A drop in the percentage share of the Congress despite the Rahul blitzkrieg is ominous. First, it is clear that today's Indians, except a few belonging to the 'superior' English speaking universe, are averse to remote patronising by the Family which is just not connected to the people. Some even consider it an affront that Rahul, after spending years frolicking abroad, when he should have been working for the party in India, should expect them to accept him as their ruler by right. He does not even think he is one of them, much less know what they want. Second, the eight odd percent people who voted for the Congress are only the old and dying, who continue to vote for the Congress, as they have done for decades, out of nostalgia and blind loyalty which is beyond reason. The young Indian just does not care about the Family, cannot relate to Rahul at all and has decisively moved away from the Congress which has no other credible party leader who can keep him interested.

The systematic destruction of leaders of stature in the Congress was started by Indira Gandhi, who was paranoid about losing power. Over the years, all other leaders have either moved away to different parties or have swallowed humiliation by Family loyalists thriving without any political constituency. The paranoia, in the meanwhile, has got worse. Manmohan Singh was anointed PM primarily because he posed zero threat, having absolutely no political following. Still, the 'party' did not take the risk of creating a danger, howsoever miniscule, to Family supremacy by permitting him to enter the Parliament through the Lok Sabha! The so-called illiterate voter understands all that; he is not fooled.

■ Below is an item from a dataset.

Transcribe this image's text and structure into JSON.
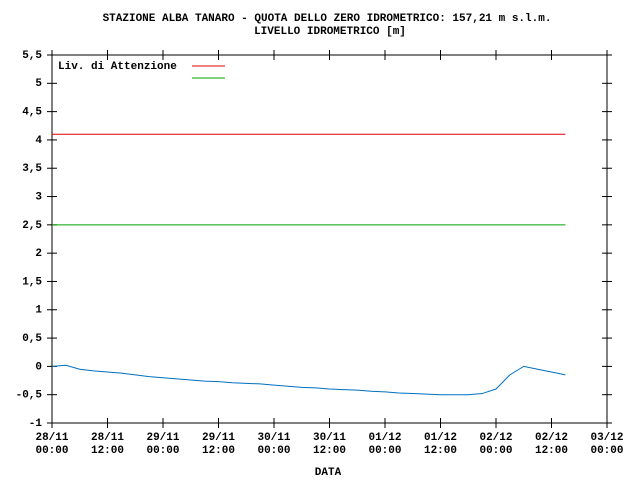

The core of the young Congress of the future is now nothing more than a closed club of English speaking, American educated, polished urban sophisticates who find it hard to travel even briefly to the heat and dust of India during elections in their latest SUVs, much like the Maharajas of yore They talk of economic growth in percentages rather than people, of CEOs and Expressways, rather than Panchayats and roads, hotels rather than houses, New Jersey rather than New Jalpaiguri, and the Family rather than the families who vote for them, hoping their lot will improve. On their own, these politicians will sink without a ripple; with the family, at least they will be afloat for as long and far as they can see, which is often to the tip of their own nose, and they don't give a damn to anything beyond that.

Dalits, the staple electoral fodder of the Congress for decades, have begun to find their own voice and empowerment like never before. Upper castes, who had been successfully poached by the BJP and have always had to fend for themselves, may now gravitate to the Dalit platform that Mayawati is trying to forge beyond UP and will probably succeed in doing because she will at least be perceived as being connected and responsive to the people even if she fails to fully live up to expectations. Better than puppets in power who cannot even sneeze without asking the Family in Delhi. Muslims will also be split between various parties on similar considerations, with an increasing number dumping the disconnected and dying Congress, which is again deluding itself into believing that the one time measure of giving reservations to Muslims will ensure Muslim votes in perpetuity..

The death of the Congress is near. Its resurrection is possible only if, somehow, it can loosen and get rid of the hangman's noose held tightly by the Family. Unfortunately, the present set of midgets who masquerade as leaders live on the oxygen being supplied by the Family. For the Congress to live, they have to 'die' and be replaced by real leaders who have their feet firmly planted among the people and their heads tuned to the aspirations and needs of the real India they want to rule. Will that happen? Can that happen?